Z jednej prokuratury do drugiej
Sprawą wydarzeń w komisariacie zajęła się najpierw Prokuratura Rejonowa w Wołowie. Jednak teraz postępowanie przejęła inna jednostka.
- Śledztwo zostało przeniesione do Prokuratury Okręgowej w Legnicy - przyznaje Michał Gnyszka z wołowskiej prokuratury. Dlaczego? - To decyzja Prokuratury Regionalnej. Sprawę przejęliśmy do prowadzenia kilka dni temu. Aktualnie prokurator analizuje dowody i planuje dalsze czynności w śledztwie - informuje Lidia Tkaczyszyn z Prokuratury Okręgowej w Legnicy.

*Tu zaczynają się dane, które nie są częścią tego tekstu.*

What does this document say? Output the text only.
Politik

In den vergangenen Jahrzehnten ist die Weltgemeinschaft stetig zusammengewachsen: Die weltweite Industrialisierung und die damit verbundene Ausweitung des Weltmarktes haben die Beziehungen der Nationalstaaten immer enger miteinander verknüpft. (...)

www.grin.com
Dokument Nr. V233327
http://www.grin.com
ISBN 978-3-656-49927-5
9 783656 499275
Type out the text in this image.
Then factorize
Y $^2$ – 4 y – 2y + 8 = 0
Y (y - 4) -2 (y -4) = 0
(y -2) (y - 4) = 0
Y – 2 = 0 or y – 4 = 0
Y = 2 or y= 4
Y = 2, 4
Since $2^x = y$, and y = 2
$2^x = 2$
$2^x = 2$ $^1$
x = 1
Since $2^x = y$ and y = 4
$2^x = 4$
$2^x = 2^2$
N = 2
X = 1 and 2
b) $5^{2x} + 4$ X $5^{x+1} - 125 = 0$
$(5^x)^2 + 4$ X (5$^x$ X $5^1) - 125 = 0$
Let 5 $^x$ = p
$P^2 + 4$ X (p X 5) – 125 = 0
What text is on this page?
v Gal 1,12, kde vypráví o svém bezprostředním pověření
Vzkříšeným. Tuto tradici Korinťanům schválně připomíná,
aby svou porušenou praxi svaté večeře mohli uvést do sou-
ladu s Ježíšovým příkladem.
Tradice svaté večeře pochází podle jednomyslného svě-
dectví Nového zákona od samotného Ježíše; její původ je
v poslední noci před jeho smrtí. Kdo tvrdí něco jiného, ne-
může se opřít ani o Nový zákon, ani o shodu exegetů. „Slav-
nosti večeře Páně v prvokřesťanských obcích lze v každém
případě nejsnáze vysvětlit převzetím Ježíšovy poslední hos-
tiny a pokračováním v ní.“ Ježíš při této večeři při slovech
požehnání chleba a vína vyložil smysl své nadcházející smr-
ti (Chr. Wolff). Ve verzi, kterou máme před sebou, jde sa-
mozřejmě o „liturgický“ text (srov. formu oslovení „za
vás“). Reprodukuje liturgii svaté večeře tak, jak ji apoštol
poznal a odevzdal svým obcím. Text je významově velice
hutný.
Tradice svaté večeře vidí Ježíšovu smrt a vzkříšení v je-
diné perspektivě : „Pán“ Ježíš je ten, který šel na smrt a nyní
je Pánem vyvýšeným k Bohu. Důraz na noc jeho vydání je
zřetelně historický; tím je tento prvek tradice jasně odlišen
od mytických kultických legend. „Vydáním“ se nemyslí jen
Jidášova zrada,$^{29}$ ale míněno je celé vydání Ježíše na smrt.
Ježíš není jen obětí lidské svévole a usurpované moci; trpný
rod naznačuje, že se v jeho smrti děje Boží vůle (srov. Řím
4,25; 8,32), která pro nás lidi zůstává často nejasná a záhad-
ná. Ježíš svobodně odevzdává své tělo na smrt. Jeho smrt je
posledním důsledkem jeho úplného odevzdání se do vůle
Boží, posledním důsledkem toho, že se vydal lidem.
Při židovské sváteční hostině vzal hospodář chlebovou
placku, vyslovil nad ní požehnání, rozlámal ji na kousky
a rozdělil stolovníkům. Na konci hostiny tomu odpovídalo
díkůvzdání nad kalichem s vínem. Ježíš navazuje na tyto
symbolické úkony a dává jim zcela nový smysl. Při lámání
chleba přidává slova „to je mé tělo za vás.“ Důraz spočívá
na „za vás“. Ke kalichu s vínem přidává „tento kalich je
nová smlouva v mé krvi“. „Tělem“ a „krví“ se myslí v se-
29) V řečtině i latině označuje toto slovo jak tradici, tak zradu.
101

Sprawie przyjrzeć postanowił się też Rzecznik Praw Obywatelskich. Zwrócił się do Prokuratury Rejonowej oraz Komendy Wojewódzkiej Policji o wyjaśnienia w tej sprawie.
Zarzuty za zamieszki
W prokuraturze w Miliczu trwa odrębne postępowanie, które jest pokłosiem wydarzeń w komisariacie. Po tym jak o sprawie stało się głośno pod siedzibą milickiej policji doszło do zamieszek. W stronę funkcjonariuszy poleciały m.in. butelki i kamienie. Kilkanaście osób usłyszało w tej sprawie zarzuty.
Jak informuje "Gazeta Wrocławska" zdjęcia z zamieszek władze Milicza wysłały do okolicznych szkół. W gimnazjum, którego uczniów rozpoznano jako chuliganów, nastolatkom przyznano nagany. - Statut szkoły przewiduje różne sankcje za niewłaściwe zachowania. Jeśli ktoś aktywnie uczestniczy w takich zdarzeniach musi liczyć się z konsekwencjami - wyjaśnia nam Dariusz Moczulski, sekretarz gminy Milicz.
Władze miasta chcą też uzyskać w śledztwie status pokrzywdzonego, by domagać się zwrotu kosztów zniszczeń dokonanych podczas zamieszek. Te oszacowano na 3,5 tys. złotych. Podczas burd zniszczono przede wszystkim barierki przy drodze, znaki drogowe i kostkę brukową.